Family dynamics might be affected by disclosure, or failure to disclose, genetic information.

INFORMATION FOR PATIENTS — UpToDate offers two types of patient education materials, "The Basics" and "Beyond the Basics." The Basics patient education pieces are written in plain language, at the 5th to 6th grade reading level, and they answer the four or five key questions a patient might have about a given condition. These articles are best for patients who want a general overview and who prefer short, easy-to-read materials. Beyond the Basics patient education pieces are longer, more sophisticated, and more detailed. These articles are written at the 10th to 12th grade reading level and are best for patients who want in-depth information and are comfortable with some medical jargon.

Here are the patient education articles that are relevant to this topic. We encourage you to print or e-mail these topics to your patients. (You can also locate patient education articles on a variety of subjects by searching on "patient info" and the keyword(s) of interest.)

Basics topics (see "Patient education: Genetic testing (The Basics)")

SUMMARY

Definition – Personalized medicine (also called precision medicine) involves the use of an individual's genetic profile to guide decisions made with regards to the prevention, diagnosis, and treatment of disease. (See 'Terminology' above.)

Rationale – Potential benefits of personalized medicine include customized treatment plans that can include targeted pharmacotherapy to improve drug response and reduce toxicity and expense, targeted recommendations for lifestyle modifications and other disease-prevention strategies, and enhanced patient satisfaction with healthcare. Genetic information can enhance patient compliance with behavior-modification recommendations. (See 'Personalized medicine initiatives' above.)

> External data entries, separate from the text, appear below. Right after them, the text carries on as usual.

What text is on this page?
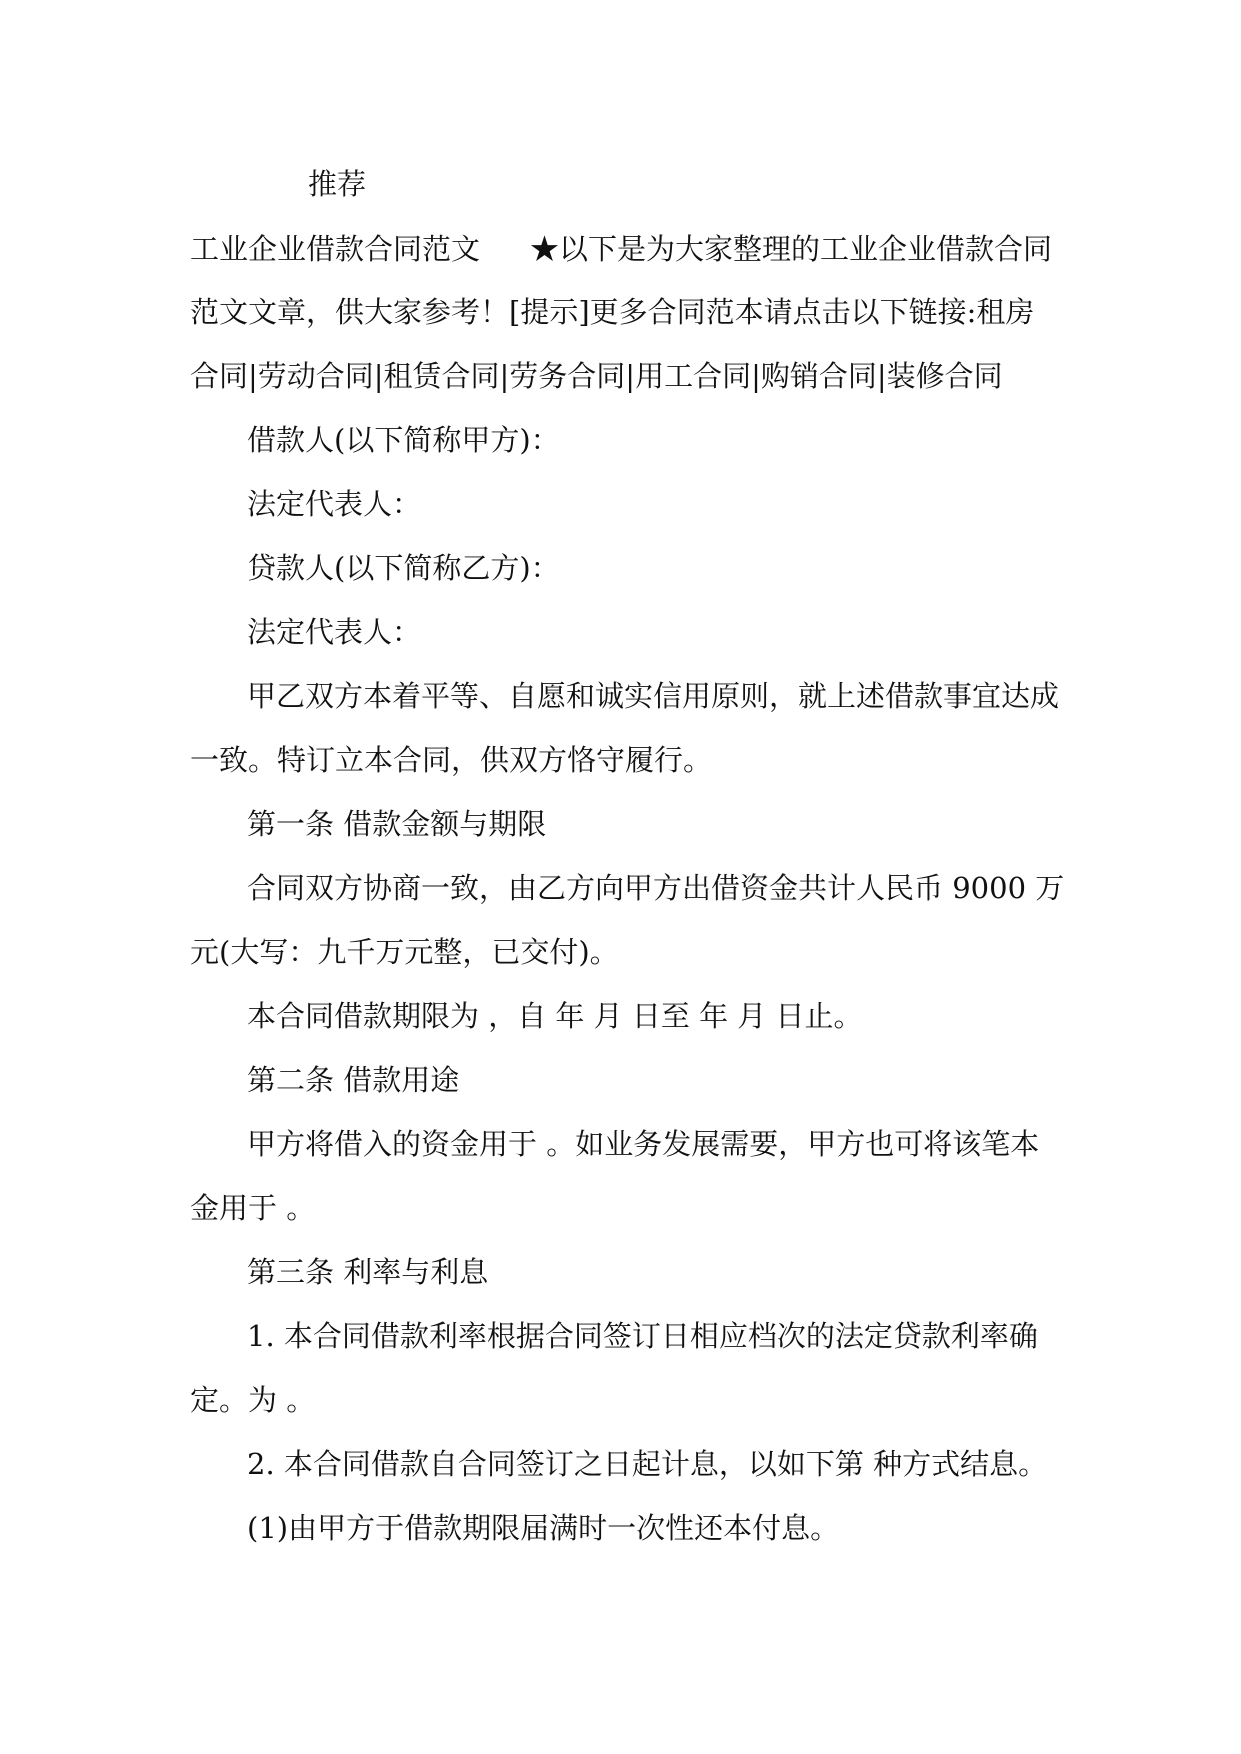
推荐

工业企业借款合同范文 ★以下是为大家整理的工业企业借款合同

范文文章，供大家参考！[提示]更多合同范本请点击以下链接:租房

合同|劳动合同|租赁合同|劳务合同|用工合同|购销合同|装修合同

借款人(以下简称甲方)：

法定代表人：

贷款人(以下简称乙方)：

法定代表人：

甲乙双方本着平等、自愿和诚实信用原则，就上述借款事宜达成

一致。特订立本合同，供双方恪守履行。

第一条 借款金额与期限

合同双方协商一致，由乙方向甲方出借资金共计人民币 9000 万

元(大写：九千万元整，已交付)。

本合同借款期限为 ，自 年 月 日至 年 月 日止。

第二条 借款用途

甲方将借入的资金用于 。如业务发展需要，甲方也可将该笔本

金用于 。

第三条 利率与利息

1. 本合同借款利率根据合同签订日相应档次的法定贷款利率确

定。为 。

2. 本合同借款自合同签订之日起计息，以如下第 种方式结息。

(1)由甲方于借款期限届满时一次性还本付息。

Drug dosing – The earliest implementation of genetic profiling into clinical practice has been in the area of pharmacogenetic testing. Pharmacogenetic biomarkers are available for over 70 drugs; many of these markers involve polymorphisms in cytochrome drug metabolizing activity. (See 'Pharmacogenetic testing' above and "Overview of pharmacogenomics".)

DTC testing – The use of direct-to-consumer (DTC) genetic testing services is evolving, and various legislative and regulatory bodies are actively developing policies regarding these services. Genetic testing for carrier status is considered a class II medical device and does not require premarket approval by the US Food and Drug Administration (FDA). Clinicians and patients should be aware of the concerns that have been raised about the accuracy, interpretation, and value of DTC genetic testing. (See 'Direct-to-consumer testing' above.)

Other "omics" initiatives – Analyses based upon gene expression profiling, proteomics, metabolomics, or lipidomics may enhance the predictive value of testing used for personalized medicine. Gene expression profiling is used for some tumors, reflecting cellular, genetic, and environmental factors. (See 'Other personalized medicine platforms' above.)

Challenges to implementation – Multiple issues will need to be addressed to successfully implement personalized medicine. Beyond the development of validated biomarkers, areas of concern include physicians’ knowledge base of genetics and risk interpretation; infrastructure to store and confidentially retrieve an individual’s genetic data; timing of testing; issues of providence in terms of clinicians responsible for ordering and transmitting information; test standardization and quality; reimbursement; and overcoming public misperceptions related to genetic data. (See 'Obstacles for implementation' above.)

Related considerations – Comprehensive reviews of genetic testing and counseling are provided separately. (See "Genetic testing" and "Genetic counseling: Family history interpretation and risk assessment".)